Bennie Dixon BURTON, Petitioner-Appellant, v. Joseph A. OLIVER, Warden, Respondent-Appellee.
    No. 79-2562.
    United States Court of Appeals, Fifth Circuit.
    July 3, 1979.
    Bennie Dixon Burton, pro se.
    Charles A. Graddick, Atty. Gen., Montgomery, Ala., for respondent-appellee.
    
      Before CLARK, GEE and HILL, Circuit Judges.
   PER CURIAM:

Appellant, asserting probable cause and pauper status, seeks to appeal the denial of his petition for writ of habeas corpus. The issues which he advances were presented to the Alabama appellate courts on direct appeal, without effect. Burton v. State, 364 So.2d 394 (Ala.Crim.App.1978), cert. denied, 364 So.2d 397. Without seeking other relief, he filed this application for relief pursuant to 28 U.S.C. § 2254. The district court dismissed his petition for failure to exhaust state collateral remedies.

Though there is language in § 2254 supporting this disposition, the law is settled that it does not mean what it appears to say and that it is not necessary for the prisoner to ask the state for collateral relief based on the same issues and evidence already raised on direct appeal before seeking federal relief. Brown v. Allen, 344 U.S. 443, 73 S.Ct. 397, 97 L.Ed. 469 (1953); Galtieri v. Wainwright, 582 F.2d 348 (5th Cir. 1978) (en banc); Young v. Alabama, 427 F.2d 177 (5th Cir. 1970). We could not disturb these holdings if we wished to; they are binding upon us and on the district court.
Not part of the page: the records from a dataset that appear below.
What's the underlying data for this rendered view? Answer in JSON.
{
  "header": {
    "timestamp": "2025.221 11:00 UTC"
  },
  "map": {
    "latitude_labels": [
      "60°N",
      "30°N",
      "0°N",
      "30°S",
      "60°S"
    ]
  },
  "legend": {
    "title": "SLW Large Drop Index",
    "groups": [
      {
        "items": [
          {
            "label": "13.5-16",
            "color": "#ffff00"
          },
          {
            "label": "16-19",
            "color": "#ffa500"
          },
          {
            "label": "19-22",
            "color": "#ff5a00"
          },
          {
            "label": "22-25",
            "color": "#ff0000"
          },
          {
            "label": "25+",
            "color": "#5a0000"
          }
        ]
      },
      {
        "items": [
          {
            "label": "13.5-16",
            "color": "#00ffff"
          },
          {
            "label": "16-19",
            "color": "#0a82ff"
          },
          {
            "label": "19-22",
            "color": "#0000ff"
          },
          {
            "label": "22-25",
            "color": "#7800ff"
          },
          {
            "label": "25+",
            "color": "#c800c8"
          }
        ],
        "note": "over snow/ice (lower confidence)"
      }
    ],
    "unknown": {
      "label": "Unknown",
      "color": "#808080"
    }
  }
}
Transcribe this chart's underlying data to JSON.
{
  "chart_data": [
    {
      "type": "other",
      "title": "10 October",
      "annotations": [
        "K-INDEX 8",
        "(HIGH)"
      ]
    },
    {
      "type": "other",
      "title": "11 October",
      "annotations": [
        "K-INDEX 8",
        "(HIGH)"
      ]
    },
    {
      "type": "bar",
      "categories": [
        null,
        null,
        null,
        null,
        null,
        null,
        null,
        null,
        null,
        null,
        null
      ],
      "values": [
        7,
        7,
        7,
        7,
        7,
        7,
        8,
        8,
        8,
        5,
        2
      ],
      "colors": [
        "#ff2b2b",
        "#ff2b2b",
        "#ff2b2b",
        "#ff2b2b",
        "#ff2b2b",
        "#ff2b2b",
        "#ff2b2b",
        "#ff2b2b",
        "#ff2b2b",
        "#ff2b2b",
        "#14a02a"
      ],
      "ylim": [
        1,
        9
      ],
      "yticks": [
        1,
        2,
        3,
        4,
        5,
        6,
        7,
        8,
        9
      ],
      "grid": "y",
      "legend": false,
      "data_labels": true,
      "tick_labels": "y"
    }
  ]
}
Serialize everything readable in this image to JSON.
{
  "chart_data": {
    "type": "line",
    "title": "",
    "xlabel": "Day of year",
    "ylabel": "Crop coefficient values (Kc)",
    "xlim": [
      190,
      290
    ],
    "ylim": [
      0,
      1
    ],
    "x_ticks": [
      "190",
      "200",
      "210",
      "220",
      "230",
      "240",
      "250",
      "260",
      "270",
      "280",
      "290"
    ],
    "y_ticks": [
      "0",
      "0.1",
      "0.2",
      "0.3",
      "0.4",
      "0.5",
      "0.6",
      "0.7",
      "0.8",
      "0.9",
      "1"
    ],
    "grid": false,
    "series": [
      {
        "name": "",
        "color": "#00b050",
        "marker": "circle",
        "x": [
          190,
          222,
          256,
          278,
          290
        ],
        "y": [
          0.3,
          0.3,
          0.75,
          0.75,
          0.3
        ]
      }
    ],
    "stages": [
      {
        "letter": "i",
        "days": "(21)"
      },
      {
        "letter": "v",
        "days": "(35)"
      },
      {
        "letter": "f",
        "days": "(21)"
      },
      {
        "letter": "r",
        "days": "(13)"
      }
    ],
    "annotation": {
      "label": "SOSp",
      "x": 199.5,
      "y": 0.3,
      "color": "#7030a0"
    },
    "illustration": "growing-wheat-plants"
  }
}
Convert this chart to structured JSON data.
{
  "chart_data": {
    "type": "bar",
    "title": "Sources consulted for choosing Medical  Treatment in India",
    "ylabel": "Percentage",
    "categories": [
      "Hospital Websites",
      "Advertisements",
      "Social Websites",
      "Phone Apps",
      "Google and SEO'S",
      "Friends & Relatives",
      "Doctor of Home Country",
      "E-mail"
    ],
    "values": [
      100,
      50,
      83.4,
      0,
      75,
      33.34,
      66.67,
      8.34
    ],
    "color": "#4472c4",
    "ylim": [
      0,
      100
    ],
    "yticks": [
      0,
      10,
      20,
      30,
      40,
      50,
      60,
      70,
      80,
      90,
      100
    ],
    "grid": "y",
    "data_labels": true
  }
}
We therefore find probable cause to appeal, grant appellant pauper status, and docket his appeal. The cause is

REVERSED AND REMANDED. 
      
      . “(c) An applicant shall not be deemed to have exhausted the remedies available in the course of the State, within the meaning of this section, if he has the right under the law of the State to raise, by any available procedure, the question presented.”
     
      
      . From an examination of the opinion on state direct appeal it seems doubtful that petitioner’s claims warrant the relief he seeks here, but that record is not before us, the trial court has not considered it, and we express no opinion of a binding nature on this subject.
     
      
      . It is appropriate to dispose of this case summarily. See Groendyke Transportation, Inc. v. Davis, 5 Cir., 1969, 406 F.2d 1158.